Salaries are climbing and climbing – the Chicago Cubs just handed out their biggest contract ever, and the AAV in Jon Lester’s deal makes him the second-highest-paid pitcher in baseball – and it’s no coincidence. The game of baseball is very, very healthy. Well, the business, anyway.
Check out out Maury Brown’s latest at Forbes on the state of revenues in MLB, wherein he reports that league-wide revenues project to be in excess of $9 billion, which is up nearly 13% from 2013, when revenues were $8 billion, which was itself a jump from $7.5 billion the year before. Revenues have nearly doubled since 2000.
It’s not hard to see, then, when about 50% of revenues – very roughly speaking – are supposed to go to the players, why salaries are exploding. If half of that 13% increase goes to the players, that’s a 6.5% bump in one year for player salaries. That means last year’s $10 million deal is this year’s $10.65 million deal. And 2013’s $10 million deal is nearly $11 million this year.

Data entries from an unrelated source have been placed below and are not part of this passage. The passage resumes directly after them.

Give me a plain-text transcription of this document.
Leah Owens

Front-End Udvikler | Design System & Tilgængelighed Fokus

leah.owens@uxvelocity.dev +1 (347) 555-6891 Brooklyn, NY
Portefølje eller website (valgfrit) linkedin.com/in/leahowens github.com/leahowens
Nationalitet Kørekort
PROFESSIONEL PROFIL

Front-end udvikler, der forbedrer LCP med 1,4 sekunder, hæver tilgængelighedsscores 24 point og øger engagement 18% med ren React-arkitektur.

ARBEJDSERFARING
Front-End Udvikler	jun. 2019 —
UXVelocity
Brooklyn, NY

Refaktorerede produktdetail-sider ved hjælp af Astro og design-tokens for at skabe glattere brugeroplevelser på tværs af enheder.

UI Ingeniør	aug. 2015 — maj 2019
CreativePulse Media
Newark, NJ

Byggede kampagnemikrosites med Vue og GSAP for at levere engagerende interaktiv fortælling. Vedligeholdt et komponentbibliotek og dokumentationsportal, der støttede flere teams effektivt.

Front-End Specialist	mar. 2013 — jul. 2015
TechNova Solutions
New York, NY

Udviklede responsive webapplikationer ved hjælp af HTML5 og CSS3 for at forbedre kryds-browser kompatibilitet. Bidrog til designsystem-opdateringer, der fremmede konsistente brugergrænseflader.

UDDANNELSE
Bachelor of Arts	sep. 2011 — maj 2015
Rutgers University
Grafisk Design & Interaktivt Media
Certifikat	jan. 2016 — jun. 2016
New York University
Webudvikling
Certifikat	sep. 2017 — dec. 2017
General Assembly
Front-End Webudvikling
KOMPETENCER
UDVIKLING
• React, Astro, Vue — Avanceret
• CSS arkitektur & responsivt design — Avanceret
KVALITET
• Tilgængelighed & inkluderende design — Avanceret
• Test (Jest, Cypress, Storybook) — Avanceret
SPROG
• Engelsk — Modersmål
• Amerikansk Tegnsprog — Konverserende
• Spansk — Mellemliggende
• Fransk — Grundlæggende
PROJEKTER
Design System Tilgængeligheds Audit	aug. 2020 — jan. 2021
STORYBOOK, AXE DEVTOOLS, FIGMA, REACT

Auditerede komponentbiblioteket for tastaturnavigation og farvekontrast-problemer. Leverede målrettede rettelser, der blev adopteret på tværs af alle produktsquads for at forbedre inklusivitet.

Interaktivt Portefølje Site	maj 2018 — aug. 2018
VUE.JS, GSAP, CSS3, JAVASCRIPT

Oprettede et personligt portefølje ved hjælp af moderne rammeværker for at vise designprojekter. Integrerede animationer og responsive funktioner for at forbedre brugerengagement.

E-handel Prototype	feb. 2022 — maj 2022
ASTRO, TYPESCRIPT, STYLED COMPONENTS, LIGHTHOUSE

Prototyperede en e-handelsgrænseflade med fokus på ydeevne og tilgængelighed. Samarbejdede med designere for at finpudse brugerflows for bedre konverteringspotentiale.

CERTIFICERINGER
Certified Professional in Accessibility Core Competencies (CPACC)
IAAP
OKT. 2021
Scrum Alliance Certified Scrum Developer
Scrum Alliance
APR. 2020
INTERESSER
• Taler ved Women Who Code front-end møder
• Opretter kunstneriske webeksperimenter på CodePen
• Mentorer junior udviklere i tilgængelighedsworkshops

EDIT for math: The players would be seeing a 13% increase, too. That was pretty mathdumb of me, and thanks to those who pointed it out. So, last year’s $10 million deal is now a $11.3 million deal. *That’s* the kind of huge jump I was expecting to see. End of edit.
That’s a pretty substantial jump in just two seasons. But it’s reflective of the health of the game (which is good!), and those of us fans who like to dabble in contract discussions will have to recalibrate our thoughts on “market” rates every year.
This kind of thing is interesting to think about as the latest collective bargaining agreement comes up for discussion very soon (it expires after the 2016 season). Exploding revenues and an ever-skewing split of that revenue between owners and players, if I remember correctly, played a significant role in the recent labor dustups in the NFL and NBA.